The problems that this paper attempts to solve are: How to analyze and understand users' participation, collaboration, and competitive behaviors in the Reddit r/place experiment, especially the differences between successful and failed artworks. Specifically, the main challenges faced by researchers include:
1. **Labeling of large - scale user activities**: The r/place experiment attracted a large number of users (more than 100 million), and these users made millions of updates on the huge shared canvas. In order to analyze these activities, each update needs to be accurately assigned to the corresponding artwork. However, in the existing datasets, only the finally completed artworks are manually labeled, and most of the updates have no labels, which makes it difficult to conduct detailed analysis.
2. **Design of dynamic clustering algorithms**: To overcome the above - mentioned labeling problem, researchers proposed an algorithm based on dynamic graph clustering, which can automatically label artworks according to visual features and user behaviors. Through this method, it can be identified which updates belong to the same artwork, and further analyze the differences between successful and failed artworks.
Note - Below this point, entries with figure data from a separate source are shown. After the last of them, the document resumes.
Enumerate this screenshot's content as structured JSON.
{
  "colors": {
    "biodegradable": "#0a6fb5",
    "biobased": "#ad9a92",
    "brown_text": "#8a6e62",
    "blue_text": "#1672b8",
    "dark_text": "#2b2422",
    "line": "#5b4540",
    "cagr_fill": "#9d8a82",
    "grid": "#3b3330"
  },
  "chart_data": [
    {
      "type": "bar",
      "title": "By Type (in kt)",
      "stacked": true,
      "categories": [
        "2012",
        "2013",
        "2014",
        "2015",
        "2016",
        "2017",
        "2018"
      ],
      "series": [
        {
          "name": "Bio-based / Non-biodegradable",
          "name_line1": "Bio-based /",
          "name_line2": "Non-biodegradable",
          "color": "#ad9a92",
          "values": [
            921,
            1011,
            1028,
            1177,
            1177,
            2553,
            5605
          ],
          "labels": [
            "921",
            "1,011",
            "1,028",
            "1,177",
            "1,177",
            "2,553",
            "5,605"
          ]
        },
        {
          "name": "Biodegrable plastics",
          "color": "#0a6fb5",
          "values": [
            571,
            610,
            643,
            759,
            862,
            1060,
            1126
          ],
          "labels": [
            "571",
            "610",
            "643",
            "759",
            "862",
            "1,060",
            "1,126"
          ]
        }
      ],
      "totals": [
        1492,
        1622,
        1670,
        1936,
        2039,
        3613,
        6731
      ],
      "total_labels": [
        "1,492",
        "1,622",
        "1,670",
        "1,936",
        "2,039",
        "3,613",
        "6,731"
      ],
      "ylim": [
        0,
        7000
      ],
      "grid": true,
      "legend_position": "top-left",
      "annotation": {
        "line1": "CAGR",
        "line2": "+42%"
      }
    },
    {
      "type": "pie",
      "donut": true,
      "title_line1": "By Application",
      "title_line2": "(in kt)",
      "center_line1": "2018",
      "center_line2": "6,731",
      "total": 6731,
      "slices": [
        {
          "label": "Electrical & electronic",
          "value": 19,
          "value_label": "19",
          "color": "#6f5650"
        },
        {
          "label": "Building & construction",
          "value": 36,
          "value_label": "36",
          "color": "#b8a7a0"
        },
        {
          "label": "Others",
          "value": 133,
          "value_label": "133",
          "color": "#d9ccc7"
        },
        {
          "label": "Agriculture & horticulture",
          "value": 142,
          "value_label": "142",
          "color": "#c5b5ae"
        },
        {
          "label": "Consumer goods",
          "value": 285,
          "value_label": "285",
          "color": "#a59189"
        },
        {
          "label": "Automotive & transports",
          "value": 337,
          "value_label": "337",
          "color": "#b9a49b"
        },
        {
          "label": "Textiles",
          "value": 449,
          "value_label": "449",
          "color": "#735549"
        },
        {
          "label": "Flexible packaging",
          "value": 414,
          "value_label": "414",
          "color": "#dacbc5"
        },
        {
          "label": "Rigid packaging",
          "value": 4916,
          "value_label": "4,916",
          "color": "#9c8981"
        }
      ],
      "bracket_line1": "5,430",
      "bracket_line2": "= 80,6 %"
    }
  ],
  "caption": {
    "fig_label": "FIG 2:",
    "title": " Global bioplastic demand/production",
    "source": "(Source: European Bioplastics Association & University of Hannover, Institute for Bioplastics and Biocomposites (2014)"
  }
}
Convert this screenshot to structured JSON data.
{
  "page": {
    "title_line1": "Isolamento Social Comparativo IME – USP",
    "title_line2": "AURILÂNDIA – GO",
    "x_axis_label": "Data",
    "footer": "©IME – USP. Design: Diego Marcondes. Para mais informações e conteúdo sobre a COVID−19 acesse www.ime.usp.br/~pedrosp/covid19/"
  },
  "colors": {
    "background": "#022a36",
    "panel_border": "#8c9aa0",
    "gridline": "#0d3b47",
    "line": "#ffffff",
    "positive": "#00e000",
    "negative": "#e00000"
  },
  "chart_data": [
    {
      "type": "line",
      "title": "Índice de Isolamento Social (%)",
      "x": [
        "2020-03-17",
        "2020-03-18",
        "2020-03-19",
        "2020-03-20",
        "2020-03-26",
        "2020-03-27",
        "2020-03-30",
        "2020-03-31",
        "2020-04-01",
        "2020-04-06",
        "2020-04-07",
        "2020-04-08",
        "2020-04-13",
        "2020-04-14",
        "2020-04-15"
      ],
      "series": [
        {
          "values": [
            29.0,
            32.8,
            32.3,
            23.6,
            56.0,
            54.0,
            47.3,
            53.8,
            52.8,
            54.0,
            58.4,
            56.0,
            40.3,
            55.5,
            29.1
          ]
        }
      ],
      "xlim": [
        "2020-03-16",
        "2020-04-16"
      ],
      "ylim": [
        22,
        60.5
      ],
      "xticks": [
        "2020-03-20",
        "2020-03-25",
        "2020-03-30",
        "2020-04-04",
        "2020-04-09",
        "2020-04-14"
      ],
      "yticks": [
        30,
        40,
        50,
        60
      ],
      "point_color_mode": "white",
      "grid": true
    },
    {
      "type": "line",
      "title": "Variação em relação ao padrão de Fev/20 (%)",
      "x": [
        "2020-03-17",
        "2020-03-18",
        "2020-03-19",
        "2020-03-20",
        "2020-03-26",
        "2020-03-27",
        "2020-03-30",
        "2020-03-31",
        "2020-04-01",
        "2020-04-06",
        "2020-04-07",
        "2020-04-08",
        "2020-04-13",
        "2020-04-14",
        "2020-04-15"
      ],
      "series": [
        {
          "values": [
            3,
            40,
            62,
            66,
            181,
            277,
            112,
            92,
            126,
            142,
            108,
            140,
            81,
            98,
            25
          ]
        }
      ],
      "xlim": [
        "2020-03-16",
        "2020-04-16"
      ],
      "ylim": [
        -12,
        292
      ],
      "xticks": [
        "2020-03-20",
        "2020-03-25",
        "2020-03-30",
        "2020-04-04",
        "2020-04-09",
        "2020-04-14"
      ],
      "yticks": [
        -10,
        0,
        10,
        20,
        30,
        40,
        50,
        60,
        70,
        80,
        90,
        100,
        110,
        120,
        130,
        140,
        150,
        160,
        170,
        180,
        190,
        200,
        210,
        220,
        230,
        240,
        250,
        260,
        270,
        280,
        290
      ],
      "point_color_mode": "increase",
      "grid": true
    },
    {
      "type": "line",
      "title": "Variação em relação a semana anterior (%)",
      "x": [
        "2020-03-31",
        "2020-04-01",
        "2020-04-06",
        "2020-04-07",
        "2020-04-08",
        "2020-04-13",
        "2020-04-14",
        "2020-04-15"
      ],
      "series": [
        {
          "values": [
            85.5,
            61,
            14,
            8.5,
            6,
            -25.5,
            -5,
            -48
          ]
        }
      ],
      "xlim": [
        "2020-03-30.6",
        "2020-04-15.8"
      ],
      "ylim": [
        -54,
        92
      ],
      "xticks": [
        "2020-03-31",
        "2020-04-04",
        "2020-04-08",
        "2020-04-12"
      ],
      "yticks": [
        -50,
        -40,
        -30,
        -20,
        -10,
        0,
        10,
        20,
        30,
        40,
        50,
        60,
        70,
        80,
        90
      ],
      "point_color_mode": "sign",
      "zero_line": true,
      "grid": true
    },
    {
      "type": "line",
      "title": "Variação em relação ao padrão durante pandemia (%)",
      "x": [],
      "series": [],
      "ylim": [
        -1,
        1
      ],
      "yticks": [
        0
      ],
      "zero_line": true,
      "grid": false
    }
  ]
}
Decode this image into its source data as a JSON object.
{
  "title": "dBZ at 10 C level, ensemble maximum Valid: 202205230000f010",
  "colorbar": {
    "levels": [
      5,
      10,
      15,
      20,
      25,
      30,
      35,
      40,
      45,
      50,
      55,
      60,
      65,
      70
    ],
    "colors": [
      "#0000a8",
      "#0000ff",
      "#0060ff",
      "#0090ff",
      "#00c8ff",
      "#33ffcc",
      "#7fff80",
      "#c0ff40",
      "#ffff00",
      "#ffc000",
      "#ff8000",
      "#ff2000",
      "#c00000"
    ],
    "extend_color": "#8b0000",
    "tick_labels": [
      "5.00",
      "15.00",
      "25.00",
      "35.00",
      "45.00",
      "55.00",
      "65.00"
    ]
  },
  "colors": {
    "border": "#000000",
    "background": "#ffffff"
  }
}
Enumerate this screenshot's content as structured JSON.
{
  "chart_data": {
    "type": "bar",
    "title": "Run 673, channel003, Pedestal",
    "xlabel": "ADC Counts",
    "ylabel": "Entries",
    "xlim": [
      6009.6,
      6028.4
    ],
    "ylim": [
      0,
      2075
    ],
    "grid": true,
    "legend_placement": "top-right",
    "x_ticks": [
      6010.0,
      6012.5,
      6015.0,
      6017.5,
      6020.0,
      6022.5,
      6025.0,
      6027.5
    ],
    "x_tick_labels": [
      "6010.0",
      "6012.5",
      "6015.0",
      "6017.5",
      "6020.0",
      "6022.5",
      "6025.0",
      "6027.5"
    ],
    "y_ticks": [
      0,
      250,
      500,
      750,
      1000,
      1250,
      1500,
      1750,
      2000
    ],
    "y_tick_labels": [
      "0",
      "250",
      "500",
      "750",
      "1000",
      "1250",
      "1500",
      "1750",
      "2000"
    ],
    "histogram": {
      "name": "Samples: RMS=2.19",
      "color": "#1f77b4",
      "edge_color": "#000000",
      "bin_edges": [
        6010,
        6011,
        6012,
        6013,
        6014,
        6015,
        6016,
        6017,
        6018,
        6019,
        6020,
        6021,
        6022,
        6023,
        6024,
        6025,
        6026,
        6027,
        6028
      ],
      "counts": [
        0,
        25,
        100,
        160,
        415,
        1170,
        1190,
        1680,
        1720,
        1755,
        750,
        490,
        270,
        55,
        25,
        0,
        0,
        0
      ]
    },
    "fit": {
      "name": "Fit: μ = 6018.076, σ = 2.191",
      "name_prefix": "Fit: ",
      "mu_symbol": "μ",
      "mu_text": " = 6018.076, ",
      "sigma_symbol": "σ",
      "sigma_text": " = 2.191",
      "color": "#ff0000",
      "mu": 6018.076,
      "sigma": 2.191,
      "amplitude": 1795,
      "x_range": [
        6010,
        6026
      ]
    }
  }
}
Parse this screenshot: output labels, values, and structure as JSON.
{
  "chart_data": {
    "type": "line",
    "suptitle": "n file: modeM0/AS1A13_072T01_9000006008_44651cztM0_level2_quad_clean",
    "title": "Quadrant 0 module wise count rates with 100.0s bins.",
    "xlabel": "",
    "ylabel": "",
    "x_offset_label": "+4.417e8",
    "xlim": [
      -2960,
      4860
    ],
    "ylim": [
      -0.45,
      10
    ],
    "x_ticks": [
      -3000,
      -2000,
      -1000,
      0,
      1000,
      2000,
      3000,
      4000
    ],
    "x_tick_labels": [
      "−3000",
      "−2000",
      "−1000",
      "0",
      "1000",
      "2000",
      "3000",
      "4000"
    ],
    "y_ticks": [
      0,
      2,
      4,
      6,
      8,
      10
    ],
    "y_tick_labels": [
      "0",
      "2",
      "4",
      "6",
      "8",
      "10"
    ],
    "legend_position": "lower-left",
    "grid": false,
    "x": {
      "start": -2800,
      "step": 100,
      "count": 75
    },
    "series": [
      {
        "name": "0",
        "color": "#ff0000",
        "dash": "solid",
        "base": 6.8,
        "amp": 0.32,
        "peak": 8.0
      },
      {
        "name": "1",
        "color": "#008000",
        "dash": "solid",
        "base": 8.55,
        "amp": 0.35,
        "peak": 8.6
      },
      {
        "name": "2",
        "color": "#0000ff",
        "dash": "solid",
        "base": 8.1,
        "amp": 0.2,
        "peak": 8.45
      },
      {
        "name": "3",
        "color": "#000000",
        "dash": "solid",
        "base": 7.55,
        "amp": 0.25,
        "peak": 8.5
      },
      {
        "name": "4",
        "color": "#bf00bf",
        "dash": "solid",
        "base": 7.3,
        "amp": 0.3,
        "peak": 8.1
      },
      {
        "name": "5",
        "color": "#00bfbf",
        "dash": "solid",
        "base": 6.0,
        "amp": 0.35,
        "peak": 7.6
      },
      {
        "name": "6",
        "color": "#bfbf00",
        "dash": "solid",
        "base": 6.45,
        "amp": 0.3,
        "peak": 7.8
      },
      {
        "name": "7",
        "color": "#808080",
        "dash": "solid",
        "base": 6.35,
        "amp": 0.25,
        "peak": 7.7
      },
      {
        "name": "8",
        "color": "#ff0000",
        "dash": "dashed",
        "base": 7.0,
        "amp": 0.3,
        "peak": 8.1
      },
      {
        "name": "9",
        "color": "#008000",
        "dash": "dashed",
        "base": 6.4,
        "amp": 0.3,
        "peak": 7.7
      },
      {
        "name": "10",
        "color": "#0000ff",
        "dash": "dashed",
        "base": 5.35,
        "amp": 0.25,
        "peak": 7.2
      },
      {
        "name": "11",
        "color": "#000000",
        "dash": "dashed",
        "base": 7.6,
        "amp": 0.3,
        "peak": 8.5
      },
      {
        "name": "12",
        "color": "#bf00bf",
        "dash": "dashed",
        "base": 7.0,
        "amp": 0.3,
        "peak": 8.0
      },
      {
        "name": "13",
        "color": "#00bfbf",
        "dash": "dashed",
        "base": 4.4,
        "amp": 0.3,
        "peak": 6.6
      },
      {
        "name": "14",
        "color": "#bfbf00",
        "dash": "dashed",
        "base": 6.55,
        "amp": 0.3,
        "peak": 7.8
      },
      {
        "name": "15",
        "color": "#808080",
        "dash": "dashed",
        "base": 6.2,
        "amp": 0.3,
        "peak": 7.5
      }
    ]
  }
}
3. **Research on collective behaviors**: By analyzing the data of the three r/place experiments in 2017, 2022, and 2023, researchers hope to reveal the behavior patterns of online users in large - scale collective activities, including how they participate, collaborate, and compete. This not only helps to understand the r/place experiment itself but also provides a theoretical basis for designing more effective online collaboration systems.
### Specific problem descriptions
- **Automatic labeling of user activities**: How to automatically assign millions of updates to the corresponding artworks without relying on manual labeling?
- **Differences between successful and failed artworks**: What factors determine the success or failure of an artwork? For example, user participation, degree of collaboration, intensity of competition, etc.
- **Large - scale data analysis**: How to efficiently process and analyze such a large - scale dataset to extract meaningful collective behavior patterns?
### Solutions
Researchers proposed a two - stage dynamic graph clustering algorithm to solve these problems:
1. **First stage**: Cluster based on updates within snapshots. Use the graph clustering method to preliminarily cluster the updates at each time point according to the color and position information of pixels.
2. **Second stage**: Merge clustering results across time. Through the set - covering algorithm and the merging strategy, merge the clustering results at different time points into complete artworks.
Through this method, researchers not only improved the accuracy of labeling but also significantly reduced the computing time. In addition, they also applied this algorithm to analyze the data in 2017 and found some key features of successful and failed artworks, such as user participation, collaboration, and competition.
In conclusion, this paper aims to solve the problem of automatic labeling of large - scale user activities by developing a new dynamic clustering algorithm and deeply analyze the success and failure factors in online collective behaviors.